The goal is to let users easily spot the origin of unusual behavior in
a running system at a centralized location. We believe that this kind
of tracing can be used for performance tuning and debugging in both
development and production environments.

We'd like to get feedback on our work and suggestions on what trace
analyses would be useful to Hadoop developers and users. Some of the
reports we currently generate include machine utilization over time,
relative performance of different tasks, and performance of DFS
operations. You can see an example set of reports at http://www.cs.berkeley.edu/~matei/xtrace_sample_task.html
(this is a trace of a Nutch indexing job). You can also read our
project journal at http://radlab.cs.berkeley.edu/wiki/Projects/Monitoring_Hadoop_through_Tracing
. We've already spotted some interesting issues, like map tasks and
DFS reads/writes that are an order of magnitude slower than the
average, and we are investigating possible causes for them. Most
importantly, the UI lets a user easily see where the system is
spending time and reason about how to tune it, and provides much more
information than the progress data in the JobTracker UI. As a Hadoop
developer, what kinds of questions do you want answered about running
jobs that are hard to obtain just from process logs?

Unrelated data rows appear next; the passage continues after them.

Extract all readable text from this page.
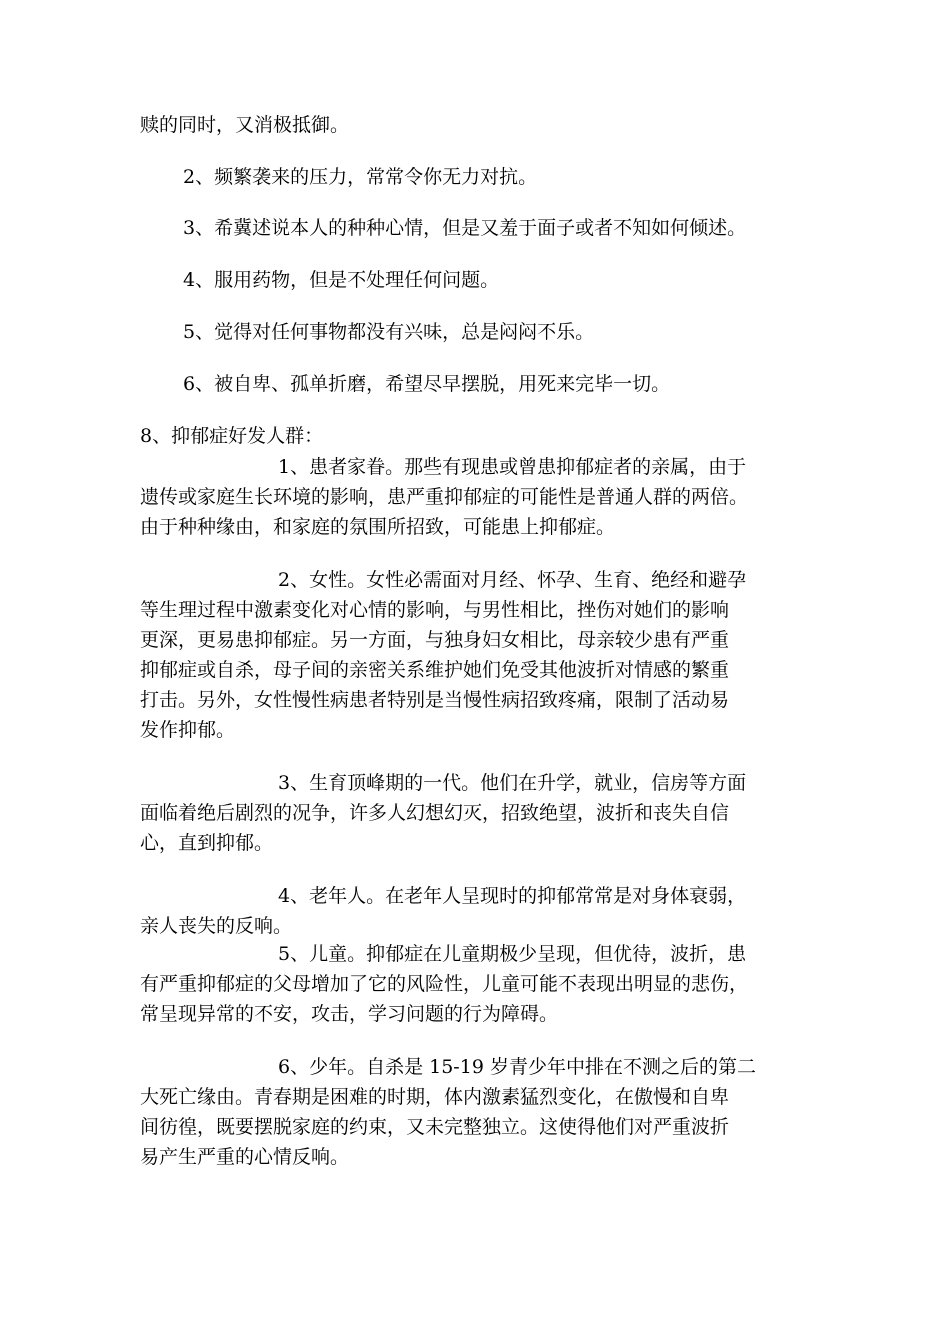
赎的同时，又消极抵御。

2、频繁袭来的压力，常常令你无力对抗。

3、希冀述说本人的种种心情，但是又羞于面子或者不知如何倾述。

4、服用药物，但是不处理任何问题。

5、觉得对任何事物都没有兴味，总是闷闷不乐。

6、被自卑、孤单折磨，希望尽早摆脱，用死来完毕一切。

8、抑郁症好发人群：

1、患者家眷。那些有现患或曾患抑郁症者的亲属，由于

遗传或家庭生长环境的影响，患严重抑郁症的可能性是普通人群的两倍。

由于种种缘由，和家庭的氛围所招致，可能患上抑郁症。

2、女性。女性必需面对月经、怀孕、生育、绝经和避孕

等生理过程中激素变化对心情的影响，与男性相比，挫伤对她们的影响

更深，更易患抑郁症。另一方面，与独身妇女相比，母亲较少患有严重

抑郁症或自杀，母子间的亲密关系维护她们免受其他波折对情感的繁重

打击。另外，女性慢性病患者特别是当慢性病招致疼痛，限制了活动易

发作抑郁。

3、生育顶峰期的一代。他们在升学，就业，信房等方面

面临着绝后剧烈的况争，许多人幻想幻灭，招致绝望，波折和丧失自信

心，直到抑郁。

4、老年人。在老年人呈现时的抑郁常常是对身体衰弱，

亲人丧失的反响。

5、儿童。抑郁症在儿童期极少呈现，但优待，波折，患

有严重抑郁症的父母增加了它的风险性，儿童可能不表现出明显的悲伤，

常呈现异常的不安，攻击，学习问题的行为障碍。

6、少年。自杀是 15-19 岁青少年中排在不测之后的第二

大死亡缘由。青春期是困难的时期，体内激素猛烈变化，在傲慢和自卑

间彷徨，既要摆脱家庭的约束，又未完整独立。这使得他们对严重波折

易产生严重的心情反响。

Once we've had a discussion on features for a trace analysis UI, we
would like to contribute our work into the Hadoop codebase. We will
create a JIRA issue and patch adding this functionality. We're also
interested in seeing if we can integrate X-Trace logging more tightly
with the current Apache logging in Hadoop.

Finally, we are currently experimenting on relatively small (<50
nodes) clusters here at Berkeley, but we would really like to try
tracing some large (>1000 node) clusters. If there is someone
interested in evaluating performance on such a cluster, we would be
very happy to talk about how to set up X-Trace and provide you with a
patch.

Thanks,

Andy Konwinski and Matei Zaharia